Een andere duiding zegt dat de broden spreken van Israëls erkenning dat het afhankelijk is van Gods voorziening in hun levensbehoeften[4].
De broden werden regelmatig ververst. De Heer Jezus is het levensbrood. Hij stilt onze levenshonger.
‘Ik ben het brood van het leven, wie tot Mij komt, zal nooit meer honger hebben; en wie in Mij gelooft, zal nooit meer dorst hebben’ (Joh. 6:35).
‘Ik ben het levende brood dat uit de hemel is neergedaald’ (Joh.6:51).
Te Bethlehem kwam het levende brood uit de hemel op aarde. Brood is in het Hebreeuws ‘Lechem’. 'Beth Lechem' betekent ‘broodhuis’. Daar werd de Heer Jezus geboren: in het huis van het brood.
Bronnen
A New and Concise Bible Dictionary (George Morris, 1899) s.v. Levites. Hieruit is op 13 juli vertaalde tekst opgenomen en verwerkt.
Voetnoten
- ↑ 1,0 1,1 Dr. ir. J. de Graaf e.a. (red.), Tekst voor Tekst; de Heilige Schrift kort verklaard en toegelicht (Boekencentrum, 1987), commentaar bij Ex. 25:23-30.

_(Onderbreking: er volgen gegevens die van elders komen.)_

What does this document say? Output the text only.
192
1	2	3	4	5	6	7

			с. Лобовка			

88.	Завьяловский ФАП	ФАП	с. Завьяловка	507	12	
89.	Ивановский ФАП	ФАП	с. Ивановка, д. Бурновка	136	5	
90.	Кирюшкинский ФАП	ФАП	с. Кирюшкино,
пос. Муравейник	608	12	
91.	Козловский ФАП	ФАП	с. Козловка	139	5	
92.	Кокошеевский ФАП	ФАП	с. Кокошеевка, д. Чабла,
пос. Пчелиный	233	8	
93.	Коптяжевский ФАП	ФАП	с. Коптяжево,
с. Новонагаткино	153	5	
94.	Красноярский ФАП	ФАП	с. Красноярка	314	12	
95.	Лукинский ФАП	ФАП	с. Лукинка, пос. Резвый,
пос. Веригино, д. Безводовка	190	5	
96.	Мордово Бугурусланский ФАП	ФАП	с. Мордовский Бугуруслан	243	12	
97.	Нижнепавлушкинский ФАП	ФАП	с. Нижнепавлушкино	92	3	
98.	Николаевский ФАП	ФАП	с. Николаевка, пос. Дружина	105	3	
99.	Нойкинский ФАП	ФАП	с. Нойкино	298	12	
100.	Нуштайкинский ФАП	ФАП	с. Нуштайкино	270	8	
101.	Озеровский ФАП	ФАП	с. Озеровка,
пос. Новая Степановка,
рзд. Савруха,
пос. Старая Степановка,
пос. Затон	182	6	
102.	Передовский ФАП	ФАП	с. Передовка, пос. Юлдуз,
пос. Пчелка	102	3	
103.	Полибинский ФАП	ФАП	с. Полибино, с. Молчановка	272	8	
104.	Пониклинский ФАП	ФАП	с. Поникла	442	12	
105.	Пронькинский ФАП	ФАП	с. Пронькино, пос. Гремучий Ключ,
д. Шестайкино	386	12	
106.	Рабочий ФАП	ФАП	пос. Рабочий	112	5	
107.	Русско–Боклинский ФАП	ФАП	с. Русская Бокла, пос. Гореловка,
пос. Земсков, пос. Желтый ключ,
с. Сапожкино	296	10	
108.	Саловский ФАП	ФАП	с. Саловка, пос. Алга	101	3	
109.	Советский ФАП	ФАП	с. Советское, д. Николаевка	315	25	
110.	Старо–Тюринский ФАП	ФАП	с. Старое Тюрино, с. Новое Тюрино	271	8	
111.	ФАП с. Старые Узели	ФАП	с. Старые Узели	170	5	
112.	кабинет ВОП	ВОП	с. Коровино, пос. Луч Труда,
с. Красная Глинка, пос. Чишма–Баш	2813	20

- ↑ 'Rijen' hebben deze vertalingen: Statenvertaling, Naardense vertaling, WV78, WV95, HSV, NBV'04. 'Stapels' hebben deze vertalingen: Canisius-vertaling, Leidse vertaling, NBG51. In rijen, de broden naast elkaar, volgens Keil en Delitzsch in hun commentaar, en volgens The Anchor Yale Bible Dictionary (s.v. Bread of the Presence). In stapels, de broden op elkaar, volgens John Gill's Expositor (commentaar bij Lev. 24:6) en anderen. Voor andere commentaren, zie https://biblehub.com/commentaries/leviticus/24-6.htm
- ↑ Aldus het commentaar van Keil en Delitzsch, https://biblehub.com/commentaries/kad/leviticus/24.htm
- ↑ Zo Terry Harman, in: Table of Showbread in the Holy Place part 1. Youtube.com: TheTabernacleMan, 25 mei 2017. Duur: 33 min. 52 sec.; Table of Showbread in the Holy Place part 2. Youtube.com: TheTabernacleMan, 25 mei 2017. Duur: 31 min. 44 sec.